100 screened, eligible candidates to apply for SoCalGas positions and prepare for hiring exams. The goal is to place 25 properly screened individuals per year in available SoCalGas positions, including construction technicians, energy service technicians and customer service representatives.

Los Angeles Brotherhood Crusade SoCalGas has entered a pilot partnership to support Power Skills for Vocational Success. This extremely focused curriculum is designed to train and prepare low-income at-risk youth for meaningful employment in customer service. With an emphasis on those with High-Risk, Resilient, Opportunity and Disconnected barriers, Power Skills for Vocational Success will help these individuals secure positions and eventually advance into more highly compensated middle-wage careers. The program seeks to ensure their success, longevity and advancement throughout their career journeys.
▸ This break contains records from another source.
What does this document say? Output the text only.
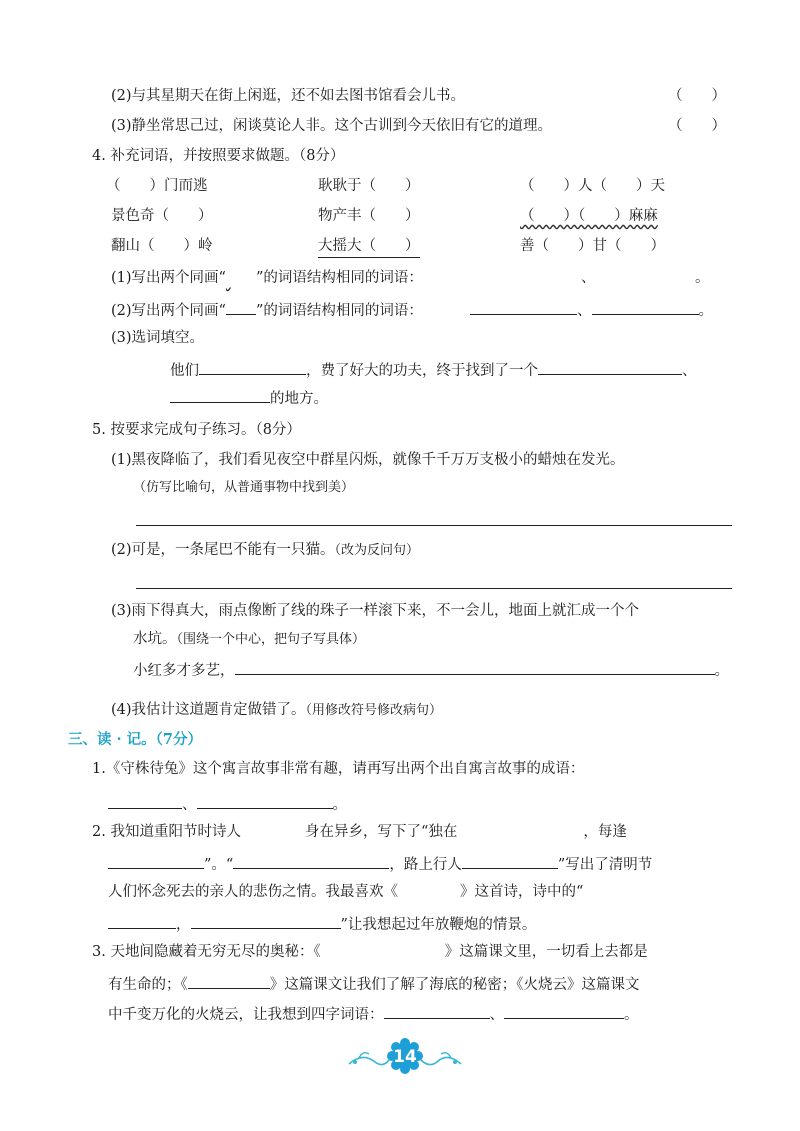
(2)与其星期天在街上闲逛，还不如去图书馆看会儿书。	（　　）
(3)静坐常思己过，闲谈莫论人非。这个古训到今天依旧有它的道理。	（　　）
4. 补充词语，并按照要求做题。（8分）
（　　）门而逃	耿耿于（　　）	（　　）人（　　）天
景色奇（　　）	物产丰（　　）	（　　）（　　）麻麻
翻山（　　）岭	大摇大（　　）	善（　　）甘（　　）
(1)写出两个同画“ ”的词语结构相同的词语：	、	。
(2)写出两个同画“ ”的词语结构相同的词语：	、	。
(3)选词填空。
他们	，费了好大的功夫，终于找到了一个	、
的地方。
5. 按要求完成句子练习。（8分）
(1)黑夜降临了，我们看见夜空中群星闪烁，就像千千万万支极小的蜡烛在发光。
（仿写比喻句，从普通事物中找到美）
(2)可是，一条尾巴不能有一只猫。（改为反问句）
(3)雨下得真大，雨点像断了线的珠子一样滚下来，不一会儿，地面上就汇成一个个
水坑。（围绕一个中心，把句子写具体）
小红多才多艺，	。
(4)我估计这道题肯定做错了。（用修改符号修改病句）
三、读 · 记。（7分）
1.《守株待兔》这个寓言故事非常有趣，请再写出两个出自寓言故事的成语：
、	。
2. 我知道重阳节时诗人	身在异乡，写下了“独在	，每逢
”。“	，路上行人	”写出了清明节
人们怀念死去的亲人的悲伤之情。我最喜欢《	》这首诗，诗中的“
，	”让我想起过年放鞭炮的情景。
3. 天地间隐藏着无穷无尽的奥秘：《	》这篇课文里，一切看上去都是
有生命的；《	》这篇课文让我们了解了海底的秘密；《火烧云》这篇课文
中千变万化的火烧云，让我想到四字词语：	、	。
14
The facilitator of the program is Amir Haylock, Education College and Career Ambassador, of Brotherhood Crusade’s YouthSource Center. Participants were oriented with a light introduction to SoCalGas before understanding the history of customer service. While learning various tenets, participants are able to identify principles of great

customer service. The cohort is able to engage in dialogue surrounding both the wants and importance of this work and strategize ways to improve not only the customers experience but their own. The cohort walks through key tools needed for the industry and tangible skills to apply them. Additionally, later on in the programming they will have opportunities to hear from a variety of SoCalGas employees. Near the end of the program there will be a review of the various themes and components of a test they will be required to take from SoCalGas prior to be considered for employment. After completion of the program, the hopes are that each graduate will be wellequipped to provide excellent customer service to SoCalGas customers and provide overall value to the organization.